Turning our attention to section 2eG, parsing (whitespace)
, we see some
now-familiar cosntructs:
++ dun (cold ~ ;~(plug hep hep)) :: ???
++ duq (cold ~ ;~(plug tis hep)) :: ???
++ duz (cold ~ ;~(plug tis tis)) :: ???
These parse the strings --
, =-
, and ==
, evaluating all of them to the same
value which is represented by ~
. We don't know what that value is, yet.
++ vul (cold ~ ;~(plug col col (star (shim 32 126)) (just ^-(@ 10))))
According to our theories, this should match two colons, followed by zero or
more printable characters, followed by... well, that's presumably ascii 10, the
newline character. This must be for parsing comments, which suggests the
mnemonic is VULgate. This also suggests the meaning of cold ~
as giving the
characters zero semantic value, or possibly meaning they must come at the end of
a line or expression: recall that we saw ==
before, on a line by itself, as
the tall-form list-terminator.
++ gap (cold ~ (plus ;~(pose vul (mask [^-(@ 10) ' ' ~]))))
The inner pose
will match a comment or... well, seemingly either a newline, or
a space, or maybe whatever ~
means. So mask
can take a list of ascii values
and put them together into a parsing-unit, sort of like shim
but not
necessarily continuous. It's probably named for bitMASK, a quick way to test
inclusion against a predetermined set.
If we're right that star
is named for the regular expression mark indicating
"zero or more of these", perhaps plus
is named for the corresponding mark
indicating "one or more of these". Whatever is found, the cold
zeros out its
semantic meaning, so gap
seems to represent the GAP between two expressions.

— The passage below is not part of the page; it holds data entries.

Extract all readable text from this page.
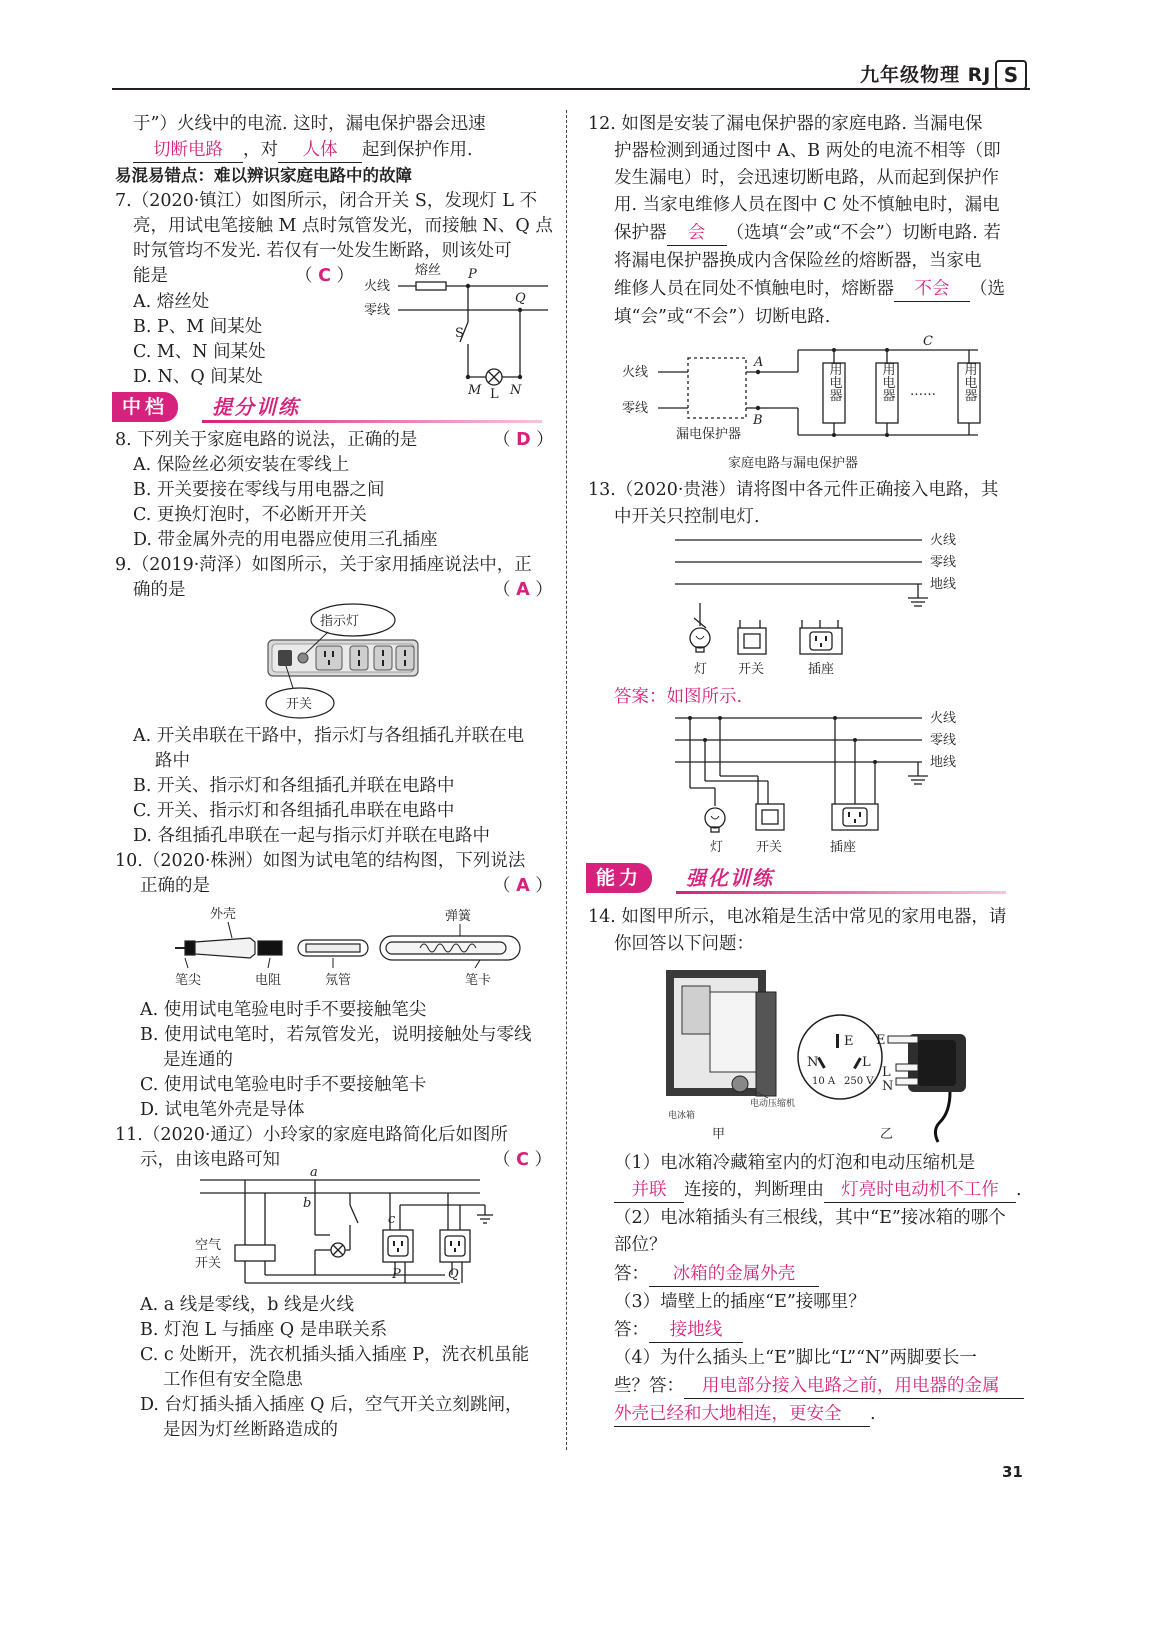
九年级物理 RJ S
于”）火线中的电流. 这时，漏电保护器会迅速
切断电路 ，对 人体 起到保护作用.
易混易错点：难以辨识家庭电路中的故障
7.（2020·镇江）如图所示，闭合开关 S，发现灯 L 不
亮，用试电笔接触 M 点时氖管发光，而接触 N、Q 点
时氖管均不发光. 若仅有一处发生断路，则该处可
能是	（ C ）
A. 熔丝处
B. P、M 间某处
C. M、N 间某处
D. N、Q 间某处
火线
零线
熔丝 P
Q
S
M L N
中档	提分训练
8. 下列关于家庭电路的说法，正确的是	（ D ）
A. 保险丝必须安装在零线上
B. 开关要接在零线与用电器之间
C. 更换灯泡时，不必断开开关
D. 带金属外壳的用电器应使用三孔插座
9.（2019·菏泽）如图所示，关于家用插座说法中，正
确的是	（ A ）
指示灯
开关
A. 开关串联在干路中，指示灯与各组插孔并联在电
路中
B. 开关、指示灯和各组插孔并联在电路中
C. 开关、指示灯和各组插孔串联在电路中
D. 各组插孔串联在一起与指示灯并联在电路中
10.（2020·株洲）如图为试电笔的结构图，下列说法
正确的是	（ A ）
外壳	弹簧
笔尖	电阻	氖管	笔卡
A. 使用试电笔验电时手不要接触笔尖
B. 使用试电笔时，若氖管发光，说明接触处与零线
是连通的
C. 使用试电笔验电时手不要接触笔卡
D. 试电笔外壳是导体
11.（2020·通辽）小玲家的家庭电路简化后如图所
示，由该电路可知	（ C ）
a
b
c
空气
开关
P	Q
A. a 线是零线，b 线是火线
B. 灯泡 L 与插座 Q 是串联关系
C. c 处断开，洗衣机插头插入插座 P，洗衣机虽能
工作但有安全隐患
D. 台灯插头插入插座 Q 后，空气开关立刻跳闸，
是因为灯丝断路造成的
12. 如图是安装了漏电保护器的家庭电路. 当漏电保
护器检测到通过图中 A、B 两处的电流不相等（即
发生漏电）时，会迅速切断电路，从而起到保护作
用. 当家电维修人员在图中 C 处不慎触电时，漏电
保护器 会 （选填“会”或“不会”）切断电路. 若
将漏电保护器换成内含保险丝的熔断器，当家电
维修人员在同处不慎触电时，熔断器 不会 （选
填“会”或“不会”）切断电路.
火线
零线
A
B
C
漏电保护器
用电器	用电器	用电器
……
家庭电路与漏电保护器
13.（2020·贵港）请将图中各元件正确接入电路，其
中开关只控制电灯.
火线
零线
地线
灯 开关	插座
答案：如图所示.
火线
零线
地线
灯	开关	插座
能力	强化训练
14. 如图甲所示，电冰箱是生活中常见的家用电器，请
你回答以下问题：
电动压缩机
电冰箱
甲
E
N	L
10 A 250 V
E
L
N
乙
（1）电冰箱冷藏箱室内的灯泡和电动压缩机是
并联 连接的，判断理由 灯亮时电动机不工作 .
（2）电冰箱插头有三根线，其中“E”接冰箱的哪个
部位？
答： 冰箱的金属外壳
（3）墙壁上的插座“E”接哪里？
答： 接地线
（4）为什么插头上“E”脚比“L”“N”两脚要长一
些？答： 用电部分接入电路之前，用电器的金属
外壳已经和大地相连，更安全 .
31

++ dog ;~(plug dot gay) :: ???
++ doh ;~(plug ;~(plug hep hep) gay) :: ???
++ gon ;~(pose ;~(plug bas gay fas) (easy ~)) :: ???
++ gay ;~(pose gap (easy ~)) :: ???
So dog
matches a .
followed by whatever gay
matches. doh
, similarly,
matches --
followed by gay
. But note that it isn't written ;~(plug hep hep gay)
, nor ;~(plug dun gay)
, both of which ought to match the same things. The
latter would throw away the meaning of the --
; the former would combine their
meaning with the meaning of gay
. Whatever doh
is used for it, it must
require the meaning of --
and the meaning of gay
separately.
gon
is leftover from the idiom section, but I tossed it in here because it
seems to fit. Its plug
is a \
, a gay
, and a /
. While scrolling around in
the file, I did notice this in section 2cE
:
^= sis
'dozmarbinwansamlitsighidfidlissogdirwacsabwissib\
/rigsoldopmodfoglidhopdardorlorhodfolrintogsilmir\
...
/nimlarfitwalrapsarnalmoslandondanladdovrivbacpol\
/laptalpitnambonrostonfodponsovnocsorlavmatmipfap'
So maybe gon
is used to break up a long string literal onto multiple lines,
and gay
is something like "a newline followed by an indent", which is
supported by the presence of gap
in its pose
. But (easy ~)
is still a
mystery.
The next section that looks simple enough to tackle is 2eL, formatting (path)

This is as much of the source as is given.